Date de création: 23-06-2020 17:44
Dernière mise à jour: 23-06-2020 17:44
Lu: 1157 fois


SOCIETE- BIBLIOTHEQUE D’ALMANACH- ROMAN YAMBO OUOLOGUEM- « LE DEVOIR DE VIOLENCE »

 Le Devoir de violence. Roman de Yambo Ouologuem. Editions Apic , 114  pages , 350 dinars, Alger 2009

Seulement en 2003, après 30 ans d'absence dans les librairies, réédition de cette œuvre majeure de la littérature dite africaine. Un livre  (le premier, le seul….puis le silence ) qui a beaucoup dérangé à l’époque, en 1968, date de sa première parution….et bien qu’ encensé au départ, et qu’il ait obtenu le Prix Renaudot, il fut , par la suite…littéralement laminé (avec une accusation de plagiat pour mieux « tuer » l’auteur, un malien … qui ne s’en est jamais remis, se retirant de la vie publique, s’étant aperçu que les lobbies de toutes sortes et en tous lieux étaient les plus forts ) . Pourquoi tout cela ? Il démonte , tout simplement, le paisible concept de « négritude » (concept jusque là encouragé par les africanistes et des intellectuels africains proches de ces thèses occidentales)  à qui il oppose le concept de « négraille », où les masses anonymes, constamment exploitées, se voient sans cesse imposées de l’extérieur les catégories dans lesquelles elles devront penser et faire leur histoire

 

 

 

 

Le livre raconte la saga d’une dynastie africaine ,les Saïf, seigneurs féodaux africains. Saïf ben Isaac el Heït, principal héros du livre est un seigneur féodal qui règne sur une vaste province par la ruse, la terreur, l’esclavage et par la collaboration avec les Blancs qui ont misé sur lui. Tous les moyens sont bons pour se maintenir au pouvoir et opprimer la "négraille".

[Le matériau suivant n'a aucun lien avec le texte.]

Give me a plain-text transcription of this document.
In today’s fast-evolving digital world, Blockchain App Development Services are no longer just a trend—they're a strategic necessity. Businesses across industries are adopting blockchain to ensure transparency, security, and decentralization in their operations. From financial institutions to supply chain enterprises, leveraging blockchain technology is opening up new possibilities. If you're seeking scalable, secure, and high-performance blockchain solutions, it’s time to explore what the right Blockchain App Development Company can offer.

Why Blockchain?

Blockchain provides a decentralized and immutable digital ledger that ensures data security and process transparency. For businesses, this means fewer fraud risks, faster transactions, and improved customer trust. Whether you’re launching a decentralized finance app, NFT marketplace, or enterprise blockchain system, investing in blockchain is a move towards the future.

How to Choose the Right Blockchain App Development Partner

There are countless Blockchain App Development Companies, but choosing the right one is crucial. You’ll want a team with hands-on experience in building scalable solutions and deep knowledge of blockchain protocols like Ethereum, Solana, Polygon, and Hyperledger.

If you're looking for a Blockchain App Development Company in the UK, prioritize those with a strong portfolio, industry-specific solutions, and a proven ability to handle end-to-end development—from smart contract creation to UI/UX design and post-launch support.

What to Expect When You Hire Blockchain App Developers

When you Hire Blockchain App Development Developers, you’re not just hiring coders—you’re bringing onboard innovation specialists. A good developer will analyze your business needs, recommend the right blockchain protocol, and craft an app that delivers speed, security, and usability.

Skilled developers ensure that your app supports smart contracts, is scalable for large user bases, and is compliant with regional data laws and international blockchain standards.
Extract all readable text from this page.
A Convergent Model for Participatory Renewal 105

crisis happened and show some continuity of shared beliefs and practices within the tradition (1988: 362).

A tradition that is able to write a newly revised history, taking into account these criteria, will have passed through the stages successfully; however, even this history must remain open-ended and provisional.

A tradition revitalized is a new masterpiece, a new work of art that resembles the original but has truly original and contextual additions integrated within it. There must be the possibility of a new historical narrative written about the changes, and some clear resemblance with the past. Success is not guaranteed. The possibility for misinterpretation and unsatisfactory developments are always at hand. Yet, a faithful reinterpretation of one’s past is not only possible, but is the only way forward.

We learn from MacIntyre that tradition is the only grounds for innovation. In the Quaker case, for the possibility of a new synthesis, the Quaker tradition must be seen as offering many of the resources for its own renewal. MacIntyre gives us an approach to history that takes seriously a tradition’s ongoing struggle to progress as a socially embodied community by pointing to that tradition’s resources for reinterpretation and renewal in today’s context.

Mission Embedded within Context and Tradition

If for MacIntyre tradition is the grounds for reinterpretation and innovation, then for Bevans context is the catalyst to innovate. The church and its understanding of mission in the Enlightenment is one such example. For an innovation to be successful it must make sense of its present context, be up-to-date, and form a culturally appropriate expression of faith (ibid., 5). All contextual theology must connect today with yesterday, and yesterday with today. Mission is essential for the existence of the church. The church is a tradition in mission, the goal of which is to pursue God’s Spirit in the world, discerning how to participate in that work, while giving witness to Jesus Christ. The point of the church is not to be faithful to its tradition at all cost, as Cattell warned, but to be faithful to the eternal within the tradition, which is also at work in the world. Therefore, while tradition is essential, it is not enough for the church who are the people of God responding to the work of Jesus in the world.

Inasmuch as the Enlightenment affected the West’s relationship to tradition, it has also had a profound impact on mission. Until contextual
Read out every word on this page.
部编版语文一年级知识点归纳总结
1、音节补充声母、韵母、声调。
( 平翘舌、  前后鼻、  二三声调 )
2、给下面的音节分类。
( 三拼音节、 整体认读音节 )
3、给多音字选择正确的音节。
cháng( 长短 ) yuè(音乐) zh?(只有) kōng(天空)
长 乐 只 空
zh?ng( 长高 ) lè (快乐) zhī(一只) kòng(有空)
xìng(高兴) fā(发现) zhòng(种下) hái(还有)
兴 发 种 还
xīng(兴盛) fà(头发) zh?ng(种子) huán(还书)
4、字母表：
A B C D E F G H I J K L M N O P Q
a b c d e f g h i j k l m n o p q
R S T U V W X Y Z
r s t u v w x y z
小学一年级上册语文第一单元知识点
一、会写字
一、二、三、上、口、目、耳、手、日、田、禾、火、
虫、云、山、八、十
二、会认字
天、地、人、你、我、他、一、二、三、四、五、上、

Bien avant l’arrivée du Blanc, Saif, (en fait, le premier colonialiste) instaura un système symbolique (axe principal, la religion, toutes les religions, Islam y compris ) et une interprétation compensatoire des souffrances terrestres (rétribuées dans l’Au-delà) pour mieux légitimer l’ordre existant, fondé sur l’esclavagisme et l’exploitation féodale, et pour en désamorcer toute remise en question.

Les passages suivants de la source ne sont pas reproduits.